1 result for (book:tps5 AND heading:"delet session decemb 10 1980" AND stemmed:modern)
[... 4 paragraphs ...]
Now—some remarks generally, having to do with the kinds of villages in Italy that so took your interest. There were many such villages in the mountains in the overall times of Nebene and your Roman soldier, and they were much in character like the villages recently destroyed in the earthquake. They dealt with a different framework of consciousness—one that is somewhat now out of character with your kind. I mentioned that modern psychology actually short-changed you, trying to fit itself into Darwinian beliefs. Those Italian villages exemplified really a kind of consciousness, or an orientation of consciousness, that existed before modern psychology and Darwinian belief: a framework of consciousness and experience that was overall similar in the recent past and in the time of the Romans—one, in other words, that existed up into the present.
It is not just that the people related more to the land—though they did—but that they had a different kind of psychological extension, not only with nature, but in and with time itself. If they were isolated in spatial terms, they extended their imaginations and to some extent their lives and emotions both backward into the past and ahead into the future in ways that modern psychology has made most difficult.

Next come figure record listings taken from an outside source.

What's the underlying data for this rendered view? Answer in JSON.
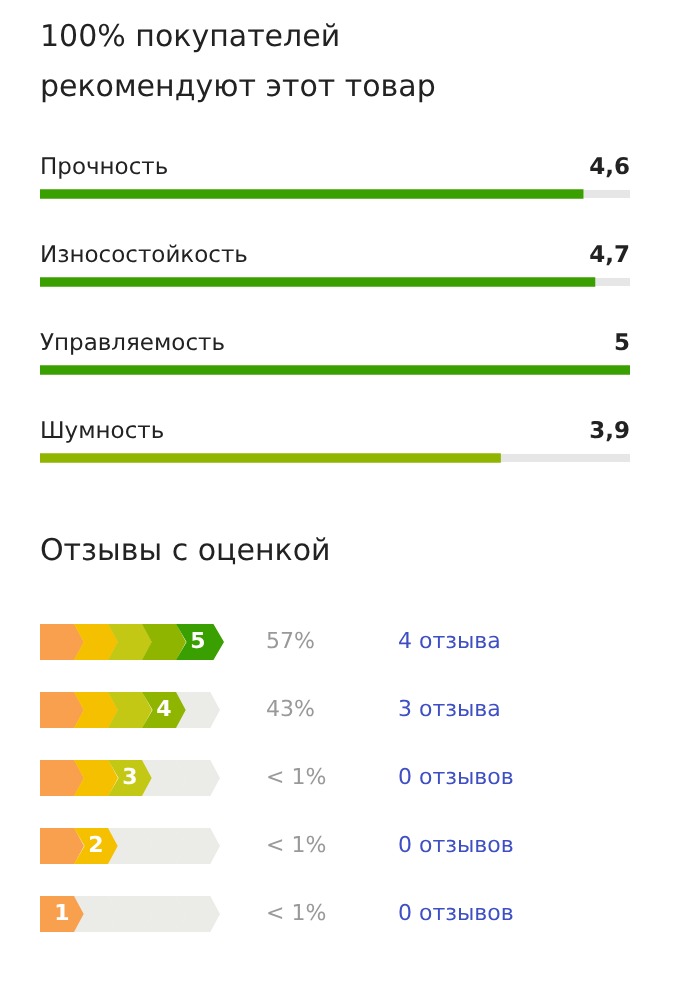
{
  "chart_data": [
    {
      "type": "bar",
      "orientation": "horizontal",
      "title": "100% покупателей рекомендуют этот товар",
      "categories": [
        "Прочность",
        "Износостойкость",
        "Управляемость",
        "Шумность"
      ],
      "values": [
        4.6,
        4.7,
        5,
        3.9
      ],
      "colors": [
        "#3a9f00",
        "#3a9f00",
        "#3a9f00",
        "#8fb500"
      ],
      "value_labels": [
        "4,6",
        "4,7",
        "5",
        "3,9"
      ],
      "xlim": [
        0,
        5
      ]
    },
    {
      "type": "other",
      "title": "Отзывы с оценкой",
      "categories": [
        "5",
        "4",
        "3",
        "2",
        "1"
      ],
      "value_labels": [
        "57%",
        "43%",
        "< 1%",
        "< 1%",
        "< 1%"
      ],
      "colors": [
        "#f9a04e",
        "#f5c000",
        "#c3c815",
        "#8fb500",
        "#3a9f00"
      ],
      "annotations": [
        "4 отзыва",
        "3 отзыва",
        "0 отзывов",
        "0 отзывов",
        "0 отзывов"
      ]
    }
  ]
}
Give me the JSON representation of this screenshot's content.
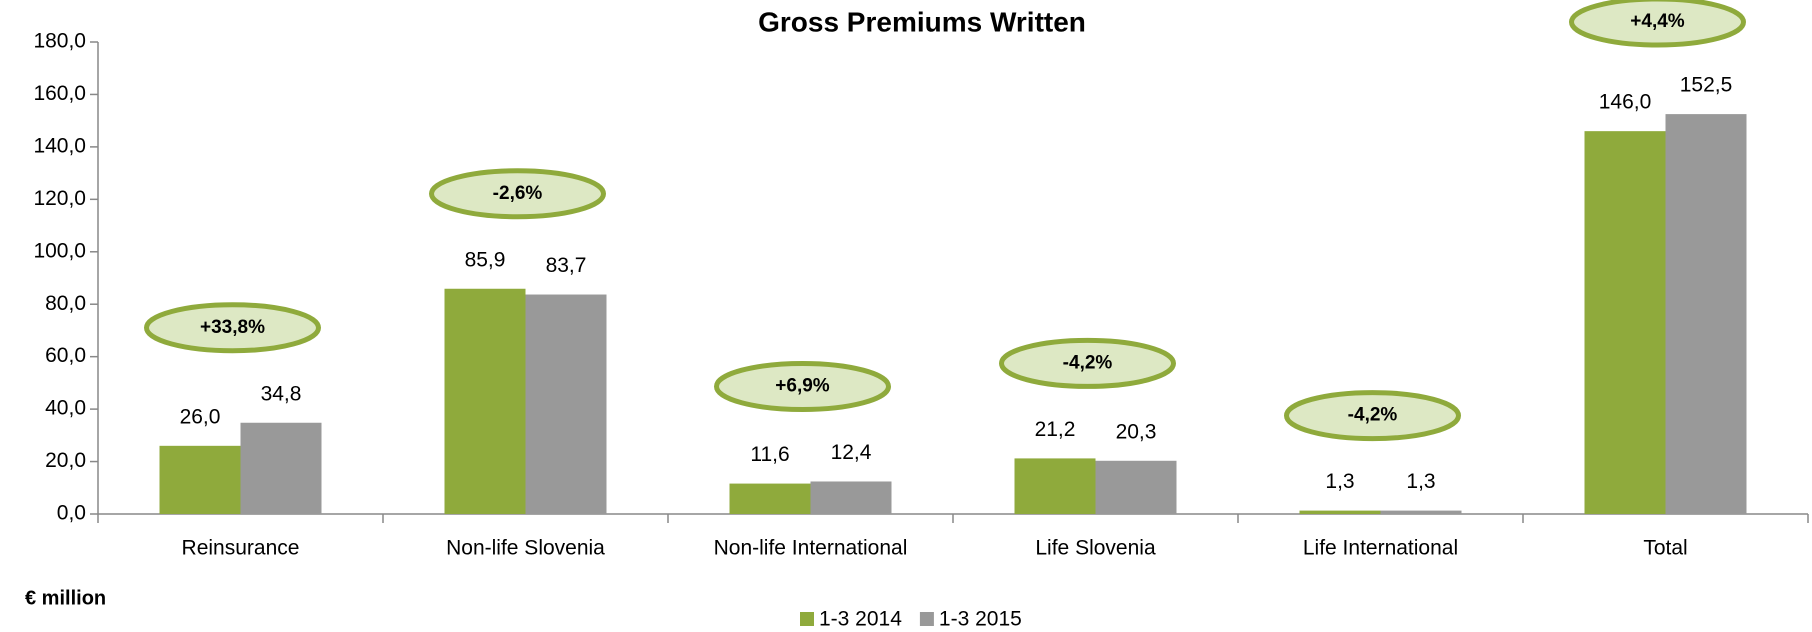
{
  "chart_data": {
    "type": "bar",
    "title": "Gross Premiums Written",
    "categories": [
      "Reinsurance",
      "Non-life Slovenia",
      "Non-life International",
      "Life Slovenia",
      "Life International",
      "Total"
    ],
    "series": [
      {
        "name": "1-3 2014",
        "color": "#8faa3c",
        "values": [
          26.0,
          85.9,
          11.6,
          21.2,
          1.3,
          146.0
        ],
        "value_labels": [
          "26,0",
          "85,9",
          "11,6",
          "21,2",
          "1,3",
          "146,0"
        ]
      },
      {
        "name": "1-3 2015",
        "color": "#999999",
        "values": [
          34.8,
          83.7,
          12.4,
          20.3,
          1.3,
          152.5
        ],
        "value_labels": [
          "34,8",
          "83,7",
          "12,4",
          "20,3",
          "1,3",
          "152,5"
        ]
      }
    ],
    "annotations": [
      "+33,8%",
      "-2,6%",
      "+6,9%",
      "-4,2%",
      "-4,2%",
      "+4,4%"
    ],
    "y_axis_label": "€ million",
    "ylim": [
      0,
      180
    ],
    "yticks": [
      {
        "value": 0,
        "label": "0,0"
      },
      {
        "value": 20,
        "label": "20,0"
      },
      {
        "value": 40,
        "label": "40,0"
      },
      {
        "value": 60,
        "label": "60,0"
      },
      {
        "value": 80,
        "label": "80,0"
      },
      {
        "value": 100,
        "label": "100,0"
      },
      {
        "value": 120,
        "label": "120,0"
      },
      {
        "value": 140,
        "label": "140,0"
      },
      {
        "value": 160,
        "label": "160,0"
      },
      {
        "value": 180,
        "label": "180,0"
      }
    ],
    "grid": false,
    "legend": "bottom"
  }
}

Even though those village people lived in your era, however, they were largely untouched by modern technology, and so kept to their own ways. They and the land seemed one, sharing the present seasons, the daily work—but more than that, their fathers and their forefathers and usually many past generations of given families came from the same area. People lived in houses shared by their elders that had earlier been shared by their elders backward through family lines, so that daily experience and family incident was not nearly as restrained to the present in your terms.
[... 1 paragraph ...]
This provided them with a different kind of time framework psychologically—one that any peasant could relate to. The ordinary person, for example, in the western world cannot relate to a Darwinian past in that same fashion, and psychology robs him of any personal extension in the future after death, so in practical life most modern people have freedom of extension in space but less in time. The peasants of course worked closely with the land and seasons, with earth’s natural timing, and even though such work seemed to make time go faster, in the overall the sense of present time included a rich dimension from both present and past, so that in your terms it would seem longer by contrast —richer—when people went to bed earlier, lacking the night’s electricity.